Hollywood Master: Michael Mann

Kicking off the second season of The Hollywood Masters series, presented by LMU SFTV, Stephen Galloway welcomed legendary director, writer and producer Michael Mann on September 17, 2014. Mann’s credits span both film and television and his fascination with the complexities of human behavior and the criminal underworld have long been a driving force in his work. As Mann told the audience, “Film directors who come from the streets of Chicago don’t make comedies.”

Becoming a Filmmaker

Mann grew up in a working class family in Chicago and attended the University of Wisconsin where he participated in civil rights marches, leading him to discover that he wanted to be a filmmaker. He eventually received his Master’s degree from the London Film School. “I’m well-suited to the work because I’m driven to have adventure and I’m curious about how life really is for someone. I don’t like being in one place for very long and filmmaking allows for periods of both collaborating and working alone.”

The Crime World

Research for his TV movie, The Jericho Mile, and his theatrical film, Manhunter, gave Mann an up close view of the prison world and serial killers. “My expectations were challenged when I did research inside Folsom Prison. The prisoners were actually very self-possessed and expressed their individuality. In prison, all the dynamics of the outside world were compressed and on steroids.” Mann’s correspondence with imprisoned murderer Dennis Wayne Wallace had a huge influence on the Manhunter script. “As a child, Wallace was a victim of horrible abuse, but as an adult, he is 100 percent responsible for his actions. Both things are true even though they oppose one another and that’s what makes life and human beings so complex.”

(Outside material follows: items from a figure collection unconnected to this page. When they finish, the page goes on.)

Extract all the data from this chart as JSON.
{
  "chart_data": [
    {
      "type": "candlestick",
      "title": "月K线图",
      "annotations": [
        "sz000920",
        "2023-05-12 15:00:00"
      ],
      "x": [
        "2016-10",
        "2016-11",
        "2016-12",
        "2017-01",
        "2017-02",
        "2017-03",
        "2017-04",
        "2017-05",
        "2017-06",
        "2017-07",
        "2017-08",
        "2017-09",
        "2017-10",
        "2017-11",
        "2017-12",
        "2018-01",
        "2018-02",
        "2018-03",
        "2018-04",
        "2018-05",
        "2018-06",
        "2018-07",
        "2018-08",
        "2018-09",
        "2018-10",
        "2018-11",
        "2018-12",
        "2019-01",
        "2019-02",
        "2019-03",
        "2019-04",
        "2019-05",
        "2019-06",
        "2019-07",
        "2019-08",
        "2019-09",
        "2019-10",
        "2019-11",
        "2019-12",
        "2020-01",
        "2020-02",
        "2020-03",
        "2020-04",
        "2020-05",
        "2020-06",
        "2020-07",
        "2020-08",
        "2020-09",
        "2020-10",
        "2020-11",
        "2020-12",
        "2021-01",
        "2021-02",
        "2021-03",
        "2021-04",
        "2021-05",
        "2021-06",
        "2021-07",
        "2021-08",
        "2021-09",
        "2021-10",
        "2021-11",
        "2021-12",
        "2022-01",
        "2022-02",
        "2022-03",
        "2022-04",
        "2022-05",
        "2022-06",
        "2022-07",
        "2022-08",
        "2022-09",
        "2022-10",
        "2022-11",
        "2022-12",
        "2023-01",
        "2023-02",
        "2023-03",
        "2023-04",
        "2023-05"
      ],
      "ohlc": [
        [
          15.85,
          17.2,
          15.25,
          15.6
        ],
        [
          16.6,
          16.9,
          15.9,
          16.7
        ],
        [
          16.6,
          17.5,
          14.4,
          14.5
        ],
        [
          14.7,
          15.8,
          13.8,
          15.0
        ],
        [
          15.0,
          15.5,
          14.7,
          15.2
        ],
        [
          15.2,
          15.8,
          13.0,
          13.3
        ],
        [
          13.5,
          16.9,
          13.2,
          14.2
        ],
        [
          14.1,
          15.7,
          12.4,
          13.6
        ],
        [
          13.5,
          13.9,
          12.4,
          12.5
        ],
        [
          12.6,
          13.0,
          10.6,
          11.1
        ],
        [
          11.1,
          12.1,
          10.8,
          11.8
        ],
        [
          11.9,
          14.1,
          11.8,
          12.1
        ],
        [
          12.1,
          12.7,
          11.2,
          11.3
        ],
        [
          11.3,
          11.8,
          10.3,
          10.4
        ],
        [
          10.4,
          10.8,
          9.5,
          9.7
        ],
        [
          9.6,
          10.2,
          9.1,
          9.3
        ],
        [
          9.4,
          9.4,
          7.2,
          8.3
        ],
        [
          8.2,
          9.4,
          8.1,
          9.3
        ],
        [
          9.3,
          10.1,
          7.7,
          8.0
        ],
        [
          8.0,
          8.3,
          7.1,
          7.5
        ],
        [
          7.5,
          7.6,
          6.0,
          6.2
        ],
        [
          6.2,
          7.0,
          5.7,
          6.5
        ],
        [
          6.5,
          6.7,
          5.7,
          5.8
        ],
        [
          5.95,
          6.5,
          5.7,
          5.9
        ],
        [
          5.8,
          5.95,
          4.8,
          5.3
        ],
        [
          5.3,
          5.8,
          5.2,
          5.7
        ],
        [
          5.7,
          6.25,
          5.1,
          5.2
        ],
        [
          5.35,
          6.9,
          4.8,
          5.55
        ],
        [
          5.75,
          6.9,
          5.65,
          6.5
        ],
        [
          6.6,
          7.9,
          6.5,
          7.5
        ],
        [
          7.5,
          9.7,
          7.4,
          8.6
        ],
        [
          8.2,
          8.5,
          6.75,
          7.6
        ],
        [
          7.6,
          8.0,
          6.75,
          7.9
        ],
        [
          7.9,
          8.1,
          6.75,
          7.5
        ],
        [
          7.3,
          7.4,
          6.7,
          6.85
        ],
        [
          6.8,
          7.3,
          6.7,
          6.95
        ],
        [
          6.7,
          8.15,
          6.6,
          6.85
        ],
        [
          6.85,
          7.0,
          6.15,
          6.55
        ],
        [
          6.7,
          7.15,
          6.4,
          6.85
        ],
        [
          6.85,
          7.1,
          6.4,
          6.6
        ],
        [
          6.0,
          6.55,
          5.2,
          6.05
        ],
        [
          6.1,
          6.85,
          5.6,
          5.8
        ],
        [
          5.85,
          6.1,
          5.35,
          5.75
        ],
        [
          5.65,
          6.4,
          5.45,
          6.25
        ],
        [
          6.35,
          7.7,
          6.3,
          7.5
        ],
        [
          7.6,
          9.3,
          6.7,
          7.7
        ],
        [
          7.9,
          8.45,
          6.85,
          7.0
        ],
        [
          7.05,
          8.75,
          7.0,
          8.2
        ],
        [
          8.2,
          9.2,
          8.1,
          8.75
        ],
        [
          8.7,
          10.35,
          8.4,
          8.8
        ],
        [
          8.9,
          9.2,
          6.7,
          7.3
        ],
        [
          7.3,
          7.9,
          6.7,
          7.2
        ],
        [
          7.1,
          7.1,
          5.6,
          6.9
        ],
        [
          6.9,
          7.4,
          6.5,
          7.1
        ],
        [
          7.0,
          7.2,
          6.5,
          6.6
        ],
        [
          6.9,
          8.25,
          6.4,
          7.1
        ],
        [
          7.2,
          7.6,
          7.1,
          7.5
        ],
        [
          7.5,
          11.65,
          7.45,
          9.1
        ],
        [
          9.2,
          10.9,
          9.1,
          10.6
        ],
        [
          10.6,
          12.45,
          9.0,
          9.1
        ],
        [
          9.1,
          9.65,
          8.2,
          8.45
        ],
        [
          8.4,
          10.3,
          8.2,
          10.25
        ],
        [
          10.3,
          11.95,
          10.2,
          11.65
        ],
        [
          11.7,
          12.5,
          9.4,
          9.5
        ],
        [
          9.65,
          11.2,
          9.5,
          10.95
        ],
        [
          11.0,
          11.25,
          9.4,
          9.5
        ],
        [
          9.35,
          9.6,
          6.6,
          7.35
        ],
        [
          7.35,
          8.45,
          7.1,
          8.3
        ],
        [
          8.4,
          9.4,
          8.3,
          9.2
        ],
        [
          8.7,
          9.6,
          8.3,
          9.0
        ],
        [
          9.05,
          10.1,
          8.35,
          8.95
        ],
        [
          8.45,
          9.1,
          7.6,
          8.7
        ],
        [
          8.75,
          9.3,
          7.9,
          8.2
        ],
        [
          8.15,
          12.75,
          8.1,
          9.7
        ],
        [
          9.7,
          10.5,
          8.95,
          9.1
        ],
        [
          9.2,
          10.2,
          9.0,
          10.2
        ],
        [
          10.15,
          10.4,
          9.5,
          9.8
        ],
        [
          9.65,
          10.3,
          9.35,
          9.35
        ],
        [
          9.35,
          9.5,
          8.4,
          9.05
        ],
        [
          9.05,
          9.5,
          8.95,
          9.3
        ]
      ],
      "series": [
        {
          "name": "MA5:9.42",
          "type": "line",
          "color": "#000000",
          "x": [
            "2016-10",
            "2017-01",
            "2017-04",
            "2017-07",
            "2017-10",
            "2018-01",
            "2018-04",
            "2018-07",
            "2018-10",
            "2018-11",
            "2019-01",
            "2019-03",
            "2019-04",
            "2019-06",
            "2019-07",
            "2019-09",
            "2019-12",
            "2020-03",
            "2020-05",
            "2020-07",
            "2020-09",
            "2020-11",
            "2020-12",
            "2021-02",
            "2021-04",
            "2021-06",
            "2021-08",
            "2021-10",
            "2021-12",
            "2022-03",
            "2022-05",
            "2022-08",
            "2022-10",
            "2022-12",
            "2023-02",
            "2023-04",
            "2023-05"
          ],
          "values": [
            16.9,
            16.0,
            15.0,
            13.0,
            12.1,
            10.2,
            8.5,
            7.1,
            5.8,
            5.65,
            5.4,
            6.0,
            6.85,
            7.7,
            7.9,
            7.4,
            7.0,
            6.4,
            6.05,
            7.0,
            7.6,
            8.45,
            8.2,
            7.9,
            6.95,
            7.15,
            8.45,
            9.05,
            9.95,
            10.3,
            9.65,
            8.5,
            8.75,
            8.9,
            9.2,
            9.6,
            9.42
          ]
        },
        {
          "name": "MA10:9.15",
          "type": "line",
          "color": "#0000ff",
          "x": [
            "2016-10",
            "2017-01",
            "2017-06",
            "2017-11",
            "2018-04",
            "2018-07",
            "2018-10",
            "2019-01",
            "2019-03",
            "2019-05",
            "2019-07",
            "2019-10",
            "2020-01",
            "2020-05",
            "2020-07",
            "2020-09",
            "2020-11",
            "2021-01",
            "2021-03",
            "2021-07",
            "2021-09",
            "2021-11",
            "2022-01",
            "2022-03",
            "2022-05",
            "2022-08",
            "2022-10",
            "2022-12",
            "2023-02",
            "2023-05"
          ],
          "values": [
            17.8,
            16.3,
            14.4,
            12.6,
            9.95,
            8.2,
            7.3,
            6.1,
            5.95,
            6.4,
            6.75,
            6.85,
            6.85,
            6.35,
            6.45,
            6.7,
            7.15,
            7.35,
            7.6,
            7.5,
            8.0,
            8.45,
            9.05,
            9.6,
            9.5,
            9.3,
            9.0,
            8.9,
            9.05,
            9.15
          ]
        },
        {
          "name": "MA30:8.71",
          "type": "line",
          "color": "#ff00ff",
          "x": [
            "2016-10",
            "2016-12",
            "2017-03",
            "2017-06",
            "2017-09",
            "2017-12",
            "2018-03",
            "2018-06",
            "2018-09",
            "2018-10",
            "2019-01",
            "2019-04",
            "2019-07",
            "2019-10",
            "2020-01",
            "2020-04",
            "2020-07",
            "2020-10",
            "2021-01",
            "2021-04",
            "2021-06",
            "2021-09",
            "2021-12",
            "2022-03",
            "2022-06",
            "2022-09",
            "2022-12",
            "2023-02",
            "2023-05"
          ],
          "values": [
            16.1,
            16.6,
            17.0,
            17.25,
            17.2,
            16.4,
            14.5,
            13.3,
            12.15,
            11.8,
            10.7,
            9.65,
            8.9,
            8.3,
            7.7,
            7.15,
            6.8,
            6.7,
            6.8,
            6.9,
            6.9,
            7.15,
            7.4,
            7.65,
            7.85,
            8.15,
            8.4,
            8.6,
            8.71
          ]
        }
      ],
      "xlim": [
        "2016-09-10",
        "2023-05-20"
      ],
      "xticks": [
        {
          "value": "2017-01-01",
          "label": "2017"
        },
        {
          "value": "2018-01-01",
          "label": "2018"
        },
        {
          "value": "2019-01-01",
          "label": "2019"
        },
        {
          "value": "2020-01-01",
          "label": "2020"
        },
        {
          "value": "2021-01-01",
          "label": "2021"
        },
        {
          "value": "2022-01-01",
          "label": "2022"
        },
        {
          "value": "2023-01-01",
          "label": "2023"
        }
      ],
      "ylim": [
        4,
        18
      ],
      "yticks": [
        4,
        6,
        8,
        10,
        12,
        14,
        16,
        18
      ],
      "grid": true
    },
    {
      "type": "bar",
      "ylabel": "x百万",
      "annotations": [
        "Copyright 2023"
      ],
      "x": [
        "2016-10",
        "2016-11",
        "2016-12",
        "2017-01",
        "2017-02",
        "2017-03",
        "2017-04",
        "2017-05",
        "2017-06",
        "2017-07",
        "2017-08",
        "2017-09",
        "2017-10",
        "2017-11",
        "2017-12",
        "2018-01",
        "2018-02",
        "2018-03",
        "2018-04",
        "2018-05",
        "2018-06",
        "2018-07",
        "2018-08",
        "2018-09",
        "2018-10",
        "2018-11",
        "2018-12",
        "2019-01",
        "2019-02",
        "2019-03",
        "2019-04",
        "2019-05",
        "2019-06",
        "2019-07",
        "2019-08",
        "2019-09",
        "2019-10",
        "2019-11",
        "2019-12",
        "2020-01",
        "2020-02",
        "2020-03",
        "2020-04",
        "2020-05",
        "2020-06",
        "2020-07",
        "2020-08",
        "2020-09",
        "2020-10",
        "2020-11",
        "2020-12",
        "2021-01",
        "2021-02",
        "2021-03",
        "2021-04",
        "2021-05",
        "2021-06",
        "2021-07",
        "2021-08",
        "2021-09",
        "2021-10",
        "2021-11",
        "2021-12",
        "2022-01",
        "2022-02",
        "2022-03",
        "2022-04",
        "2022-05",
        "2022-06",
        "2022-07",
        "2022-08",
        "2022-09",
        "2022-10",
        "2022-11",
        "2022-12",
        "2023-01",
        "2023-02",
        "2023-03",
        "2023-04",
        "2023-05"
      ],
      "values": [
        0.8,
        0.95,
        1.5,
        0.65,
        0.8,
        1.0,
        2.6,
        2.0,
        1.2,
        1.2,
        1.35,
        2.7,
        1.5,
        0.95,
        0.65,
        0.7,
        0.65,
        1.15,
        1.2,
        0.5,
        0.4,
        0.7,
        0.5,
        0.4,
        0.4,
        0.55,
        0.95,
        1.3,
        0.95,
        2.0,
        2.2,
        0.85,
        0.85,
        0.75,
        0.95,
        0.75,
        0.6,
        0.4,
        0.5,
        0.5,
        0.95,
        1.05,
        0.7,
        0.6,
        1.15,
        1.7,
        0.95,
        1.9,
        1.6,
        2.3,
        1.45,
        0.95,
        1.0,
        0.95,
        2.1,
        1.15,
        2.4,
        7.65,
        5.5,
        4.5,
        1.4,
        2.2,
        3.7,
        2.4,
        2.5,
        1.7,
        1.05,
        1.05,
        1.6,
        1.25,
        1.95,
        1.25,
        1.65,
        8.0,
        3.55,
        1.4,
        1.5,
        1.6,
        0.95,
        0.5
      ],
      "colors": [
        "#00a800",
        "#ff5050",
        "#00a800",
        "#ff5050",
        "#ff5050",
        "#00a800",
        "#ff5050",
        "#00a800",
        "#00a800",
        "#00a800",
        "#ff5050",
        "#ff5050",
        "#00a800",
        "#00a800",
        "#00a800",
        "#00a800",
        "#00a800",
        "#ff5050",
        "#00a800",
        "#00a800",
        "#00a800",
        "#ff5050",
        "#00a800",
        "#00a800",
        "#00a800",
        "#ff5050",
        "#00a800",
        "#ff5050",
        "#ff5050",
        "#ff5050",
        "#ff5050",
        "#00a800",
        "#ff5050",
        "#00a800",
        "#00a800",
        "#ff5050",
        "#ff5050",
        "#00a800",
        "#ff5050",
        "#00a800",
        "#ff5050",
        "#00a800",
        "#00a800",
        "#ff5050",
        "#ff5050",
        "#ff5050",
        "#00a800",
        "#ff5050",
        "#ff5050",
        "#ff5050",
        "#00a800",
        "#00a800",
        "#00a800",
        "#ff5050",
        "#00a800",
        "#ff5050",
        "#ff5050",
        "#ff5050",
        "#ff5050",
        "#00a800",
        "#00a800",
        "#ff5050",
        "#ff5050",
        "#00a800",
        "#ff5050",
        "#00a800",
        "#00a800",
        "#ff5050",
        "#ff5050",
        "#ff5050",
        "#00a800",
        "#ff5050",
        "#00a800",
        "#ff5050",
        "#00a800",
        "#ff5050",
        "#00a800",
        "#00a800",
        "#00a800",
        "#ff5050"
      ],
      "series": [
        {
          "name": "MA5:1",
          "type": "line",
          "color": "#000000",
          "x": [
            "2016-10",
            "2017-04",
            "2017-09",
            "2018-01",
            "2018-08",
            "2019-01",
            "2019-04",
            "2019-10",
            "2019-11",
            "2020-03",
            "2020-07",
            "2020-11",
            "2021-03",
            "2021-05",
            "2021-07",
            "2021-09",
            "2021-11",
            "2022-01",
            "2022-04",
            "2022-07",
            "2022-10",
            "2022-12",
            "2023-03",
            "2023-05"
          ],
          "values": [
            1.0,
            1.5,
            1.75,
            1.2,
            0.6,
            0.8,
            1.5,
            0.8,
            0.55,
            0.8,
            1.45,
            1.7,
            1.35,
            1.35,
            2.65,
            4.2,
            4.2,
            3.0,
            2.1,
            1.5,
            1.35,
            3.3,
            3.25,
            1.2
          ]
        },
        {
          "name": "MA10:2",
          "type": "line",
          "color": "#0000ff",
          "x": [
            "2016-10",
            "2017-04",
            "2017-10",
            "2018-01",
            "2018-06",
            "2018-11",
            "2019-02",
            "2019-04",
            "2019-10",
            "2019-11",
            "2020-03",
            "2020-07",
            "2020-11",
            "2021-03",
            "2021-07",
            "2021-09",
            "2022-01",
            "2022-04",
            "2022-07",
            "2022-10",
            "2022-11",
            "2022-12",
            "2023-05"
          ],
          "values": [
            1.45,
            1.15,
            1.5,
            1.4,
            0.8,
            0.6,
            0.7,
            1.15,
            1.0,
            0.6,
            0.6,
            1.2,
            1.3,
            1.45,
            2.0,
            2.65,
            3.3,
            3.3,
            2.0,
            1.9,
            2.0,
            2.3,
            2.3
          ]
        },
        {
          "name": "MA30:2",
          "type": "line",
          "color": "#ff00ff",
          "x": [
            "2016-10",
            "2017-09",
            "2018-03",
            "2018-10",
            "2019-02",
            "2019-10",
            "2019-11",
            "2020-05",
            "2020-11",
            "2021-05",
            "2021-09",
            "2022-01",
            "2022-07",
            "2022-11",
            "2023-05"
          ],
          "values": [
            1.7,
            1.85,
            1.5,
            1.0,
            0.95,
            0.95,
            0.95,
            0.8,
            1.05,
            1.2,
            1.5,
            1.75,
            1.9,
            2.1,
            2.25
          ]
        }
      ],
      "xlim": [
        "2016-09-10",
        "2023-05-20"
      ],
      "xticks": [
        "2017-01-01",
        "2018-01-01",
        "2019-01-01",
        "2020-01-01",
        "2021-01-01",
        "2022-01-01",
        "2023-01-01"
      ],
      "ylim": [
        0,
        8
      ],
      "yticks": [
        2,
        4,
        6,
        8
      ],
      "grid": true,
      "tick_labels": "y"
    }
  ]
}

One of Mann’s most successful projects is the groundbreaking and influential TV series Miami Vice known for its different look and feel from traditional cop shows and its heavy integration of music and visual effects in storytelling. “I stumbled into it. I was sent the script for a two-hour pilot called Gold Coast and I wanted to make it a movie but that didn’t work out so we kept it as a TV show that eventually became Miami Vice.”

Heat

Galloway asked Mann if it scared him to work with two of the biggest icons in acting (Al Pacino and Robert DeNiro). “I was too busy to be scared,” Mann responded, “but I knew that I never wanted to rehearse their famous ‘face to face’ scene in the diner. The three of us would talk through the scene and sketch out what it means but we were all smart enough to keep it fresh. I knew there’d be an organic unity between the two of them so we had a two-camera, over the shoulder setup on each of them with intimate lighting and tight shots; take 11 is what ended up in the film.”

The Insider

“The fact that Jeffrey Wigand wasn’t a saint is what interested me about that story. Pacino’s character, Lowell Bergman, didn’t like Wigand but he still wanted to protect him because he knew it was the right thing to do. I recorded my conversations with Mike Wallace so some of the film’s dialogue is from that but Wallace didn’t want the film made.”

Collateral

“When it came to me, I thought it was a bad script but it had beautiful bones so I rewrote it. The script was originally going to star Russell Crowe and Adam Sandler and, at one point, a woman was going to be cast in the hit man role but I realized that I was more interested in the idea than whether it was the best choice for the movie.”

His Upcoming Film, Blackhat

“Blackhat is a term for hackers who write malicious code. I started working on it two years ago and was intrigued by the Stuxnet virus that invaded Iran’s Natanz nuclear facility. The scariest part about doing research was talking to people in Washington and discovering how vulnerable we are.”

While Mann wears many hats, he says his approach is always the same whether he’s writing, directing or producing. “I wish I could be a journeyman director because I love shooting but I’m not built that way. I find myself drawn to real life stories because I find what happens in reality to be more fascinating than what I can make up myself.”

The Hollywood Masters is a new series that examines the careers of Oscar-winning filmmakers and successful executives, with The Hollywood Reporters Stephen Galloway and presented by LMU School of Film and Television.